The comments from Sheryl Sandberg, the No. 2 executive at Facebook, and Twitter CEO Jack Dorsey came on September 5 in testimony in front of a U.S. Senate Intelligence Committee hearing.
Senator Richard Burr (Republican-North Carolina), the chairman of the Senate panel, welcomed the comments by the companies to do better, but said Congress was concerned that not enough had been done.
"Clearly, this problem is not going away," Burr said. "I'm not even sure it's trending in the right direction."
Congress has sharply criticized the social media companies over the past year as evidence has emerged that they failed to stop Russia making extensive use of their platforms in its alleged efforts to interfere in the 2016 presidential election.
Thirteen Russians were indicted by Special Counsel Robert Mueller earlier this year on charges of involvement in an alleged plot to disrupt the 2016 election by creating fake accounts that pushed divisive issues on Facebook and Twitter.
Responding to lawmakers, Sandberg and Dorsey both acknowledged that their efforts to prevent Russia and others from manipulating their platforms had been lacking and pledged to do more in the future.
"We were too slow to spot this and too slow to act. That's on us.
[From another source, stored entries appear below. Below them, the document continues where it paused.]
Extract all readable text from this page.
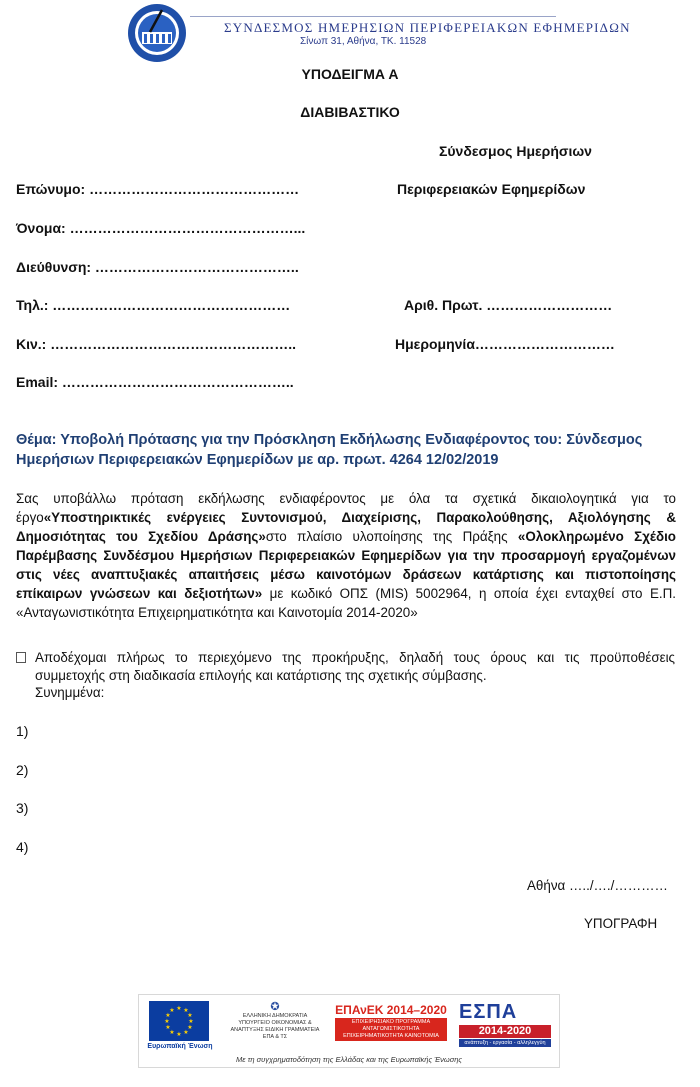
ΣΥΝΔΕΣΜΟΣ ΗΜΕΡΗΣΙΩΝ ΠΕΡΙΦΕΡΕΙΑΚΩΝ ΕΦΗΜΕΡΙΔΩΝ
Σίνωπ 31, Αθήνα, ΤΚ. 11528
ΥΠΟΔΕΙΓΜΑ Α
ΔΙΑΒΙΒΑΣΤΙΚΟ
Σύνδεσμος Ημερήσιων
Περιφερειακών Εφημερίδων
Επώνυμο: ………………………………………
Όνομα: …………………………………………...
Διεύθυνση: ……………………………………..
Τηλ.: ……………………………………………
Κιν.: ……………………………………………..
Email: …………………………………………..
Αριθ. Πρωτ. ………………………
Ημερομηνία…………………………
Θέμα: Υποβολή Πρότασης για την Πρόσκληση Εκδήλωσης Ενδιαφέροντος του: Σύνδεσμος Ημερήσιων Περιφερειακών Εφημερίδων με αρ. πρωτ. 4264 12/02/2019
Σας υποβάλλω πρόταση εκδήλωσης ενδιαφέροντος με όλα τα σχετικά δικαιολογητικά για το έργο«Υποστηρικτικές ενέργειες Συντονισμού, Διαχείρισης, Παρακολούθησης, Αξιολόγησης & Δημοσιότητας του Σχεδίου Δράσης»στο πλαίσιο υλοποίησης της Πράξης «Ολοκληρωμένο Σχέδιο Παρέμβασης Συνδέσμου Ημερήσιων Περιφερειακών Εφημερίδων για την προσαρμογή εργαζομένων στις νέες αναπτυξιακές απαιτήσεις μέσω καινοτόμων δράσεων κατάρτισης και πιστοποίησης επίκαιρων γνώσεων και δεξιοτήτων» με κωδικό ΟΠΣ (MIS) 5002964, η οποία έχει ενταχθεί στο Ε.Π. «Ανταγωνιστικότητα Επιχειρηματικότητα και Καινοτομία 2014-2020»
Αποδέχομαι πλήρως το περιεχόμενο της προκήρυξης, δηλαδή τους όρους και τις προϋποθέσεις συμμετοχής στη διαδικασία επιλογής και κατάρτισης της σχετικής σύμβασης.
Συνημμένα:
1)
2)
3)
4)
Αθήνα …../…./…………
ΥΠΟΓΡΑΦΗ
★ ★
★
★
★
★
★
★
★
★
★
★
Ευρωπαϊκή Ένωση
✪
ΕΛΛΗΝΙΚΗ ΔΗΜΟΚΡΑΤΙΑ ΥΠΟΥΡΓΕΙΟ ΟΙΚΟΝΟΜΙΑΣ & ΑΝΑΠΤΥΞΗΣ ΕΙΔΙΚΗ ΓΡΑΜΜΑΤΕΙΑ ΕΠΑ & ΤΣ
ΕΠΑνΕΚ 2014–2020
ΕΠΙΧΕΙΡΗΣΙΑΚΟ ΠΡΟΓΡΑΜΜΑ ΑΝΤΑΓΩΝΙΣΤΙΚΟΤΗΤΑ ΕΠΙΧΕΙΡΗΜΑΤΙΚΟΤΗΤΑ ΚΑΙΝΟΤΟΜΙΑ
ΕΣΠΑ
2014-2020
ανάπτυξη - εργασία - αλληλεγγύη
Με τη συγχρηματοδότηση της Ελλάδας και της Ευρωπαϊκής Ένωσης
This interference was completely unacceptable,” Sandberg said.
She told the committee that Facebook has "removed hundreds of pages and accounts involved in coordinated inauthentic behavior -- meaning they misled others about who they were and what they were doing."
"We are even more determined than our adversaries, and we will continue to fight back," Sandberg added.
Ahead of the committee's hearing, Facebook founder Mark Zuckerberg said in a Washington Post opinion article on September 5 that his company was engaged in an "arms race" with "sophisticated, well-funded adversaries who are getting smarter over time."
During the Senate committee hearing, Dorsey held up his phone at the witness table and tweeted part of his opening statement.
"We aren't proud of how [a free and open exchange of ideas] has been weaponized and used to distract and divide people, and our nation. We found ourselves unprepared and ill-equipped for the immensity of the problems we've acknowledged," Dorsey wrote.
"Abuse, harassment, troll armies, propaganda through bots and human coordination, misinformation campaigns, and divisive filter bubbles -- that's not a healthy public square. Worse, a relatively small number of bad-faith actors were able to game Twitter to have an outsized impact," he added.
Dorsey said Twitter was continuing to identify and suspend accounts that may be linked to a Russian Internet agency identified in the Mueller charges.
So far, he said, 3,843 accounts have been blocked.
At the session, a chair was left empty because Alphabet, the parent company of Google, refused to send a top executive, sparking outrage from some of the senators.
Google did offer a written statement from its chief legal officer.
Senator Marco Rubio (Republican-Florida) suggested Google might have avoided testifying because it was "arrogant."